Thursday, April 10, 2008

Apologies that aren't

Apologies are hard things to make, apparently. I've gotten, and no doubt made, a lot of impartial or mitigated ones, ones that contain the requisite words "I'm sorry," but then contain a lot of different modifiers that cloud contrition or contradict it entirely. "I'm sorry you're unable to see how right I am" is a favorite, or "I'm sorry you reacted that way to [X completely logical stimulus], you crazy, mixed up thing." Mostly they add up to a far truer feeling in the apologizer, which is "I'm sorry to have to be sorry to you."

The Key Thief began his apology five minutes before 5 yesterday afternoon, just enough time to make his interaction with me necessarily brief. Ironically, I was more grateful for his brevity than anything else. He began with, "Are you mad at me?" a thoroughly unnecessary opening that nevertheless gave me a very satisfying opportunity to say, "Yes" in the darkest, coldest growl I could muster. It felt good.

I had resolved not to weave a falsified tale of how my keyless night had gone, replete with stories of breaking into my own house after a long and fruitless search for my missing keys and then contacting glass companies to replace the window at great cost, but the urge to do so was strong, if only to teach him a cautionary lesson about leaving people, especially women at night, with no means of transportation or access to shelter.

Instead I told the truth, that I was able to get home and luckily for us both I managed to find a way to get into my house. His response, however, made me regret it. "Oh," he said, relaxing and smiling, "So it wasn't bad." He even did the little hand wave thing, where you swipe the air in front of you as if to clear away a bad image or smell. "All forgiven, nothing to worry about," the gesture says. "I don't think that's your judgment to make," I told him, at which point he scratched the shallow grave of our acquaintanceship deeper by saying, "But nothing happened. It's not like you were on the street or anything."

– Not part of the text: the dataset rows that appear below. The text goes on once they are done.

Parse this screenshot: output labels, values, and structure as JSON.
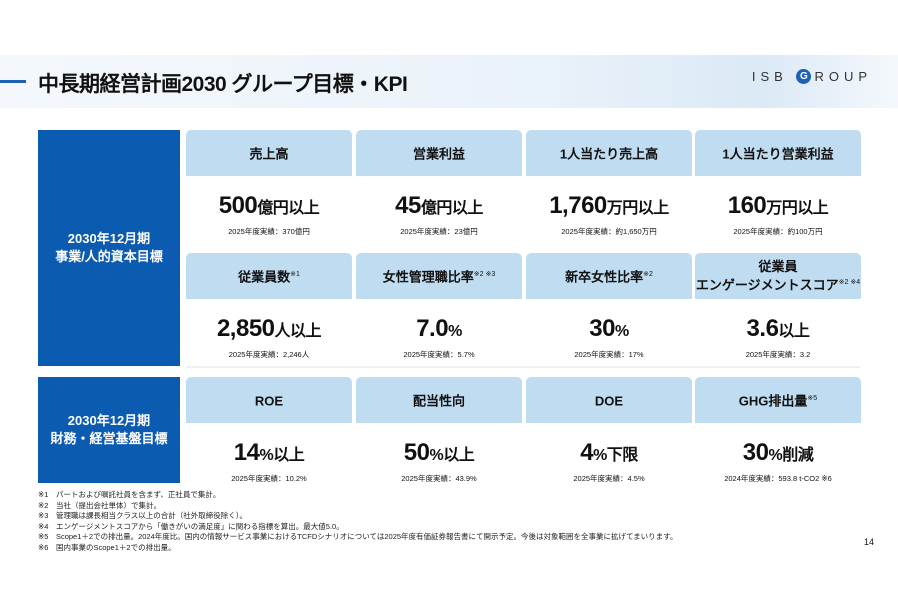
{
  "header": {
    "title": "中長期経営計画2030 グループ目標・KPI",
    "logo_pre": "ISB ",
    "logo_g": "G",
    "logo_post": "ROUP"
  },
  "sections": [
    {
      "label_line1": "2030年12月期",
      "label_line2": "事業/人的資本目標"
    },
    {
      "label_line1": "2030年12月期",
      "label_line2": "財務・経営基盤目標"
    }
  ],
  "kpis": [
    {
      "title": "売上高",
      "note": "",
      "value": "500",
      "unit": "億円以上",
      "actual": "2025年度実績：370億円"
    },
    {
      "title": "営業利益",
      "note": "",
      "value": "45",
      "unit": "億円以上",
      "actual": "2025年度実績：23億円"
    },
    {
      "title": "1人当たり売上高",
      "note": "",
      "value": "1,760",
      "unit": "万円以上",
      "actual": "2025年度実績：約1,650万円"
    },
    {
      "title": "1人当たり営業利益",
      "note": "",
      "value": "160",
      "unit": "万円以上",
      "actual": "2025年度実績：約100万円"
    },
    {
      "title": "従業員数",
      "note": "※1",
      "value": "2,850",
      "unit": "人以上",
      "actual": "2025年度実績：2,246人"
    },
    {
      "title": "女性管理職比率",
      "note": "※2 ※3",
      "value": "7.0",
      "unit": "%",
      "actual": "2025年度実績：5.7%"
    },
    {
      "title": "新卒女性比率",
      "note": "※2",
      "value": "30",
      "unit": "%",
      "actual": "2025年度実績：17%"
    },
    {
      "title": "従業員\nエンゲージメントスコア",
      "note": "※2 ※4",
      "value": "3.6",
      "unit": "以上",
      "actual": "2025年度実績：3.2"
    },
    {
      "title": "ROE",
      "note": "",
      "value": "14",
      "unit": "%以上",
      "actual": "2025年度実績：10.2%"
    },
    {
      "title": "配当性向",
      "note": "",
      "value": "50",
      "unit": "%以上",
      "actual": "2025年度実績：43.9%"
    },
    {
      "title": "DOE",
      "note": "",
      "value": "4",
      "unit": "%下限",
      "actual": "2025年度実績：4.5%"
    },
    {
      "title": "GHG排出量",
      "note": "※5",
      "value": "30",
      "unit": "%削減",
      "actual": "2024年度実績：593.8 t-CO2 ※6"
    }
  ],
  "footnotes": [
    "※1　パートおよび嘱託社員を含まず、正社員で集計。",
    "※2　当社（提出会社単体）で集計。",
    "※3　管理職は課長相当クラス以上の合計（社外取締役除く）。",
    "※4　エンゲージメントスコアから「働きがいの満足度」に関わる指標を算出。最大値5.0。",
    "※5　Scope1＋2での排出量。2024年度比。国内の情報サービス事業におけるTCFDシナリオについては2025年度有価証券報告書にて開示予定。今後は対象範囲を全事業に拡げてまいります。",
    "※6　国内事業のScope1＋2での排出量。"
  ],
  "page_number": "14"
}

There was no point in speaking further, so I let what I hoped was a heinous stink eye show him out. How do you explain to someone what it feels like to be scared by a close call? Ultimately there were too many points he would have argued with, too many facts about the experience of being female, or even the experience of being someone alone in an unfamiliar city late at night with no one close by to call for help, that would have required him to make an empathetic jump, and thus an actual apology. Five minutes wasn't long enough to explain this, and the Key Thief is not valuable enough to me as a person for me to find it worth the effort to help him understand.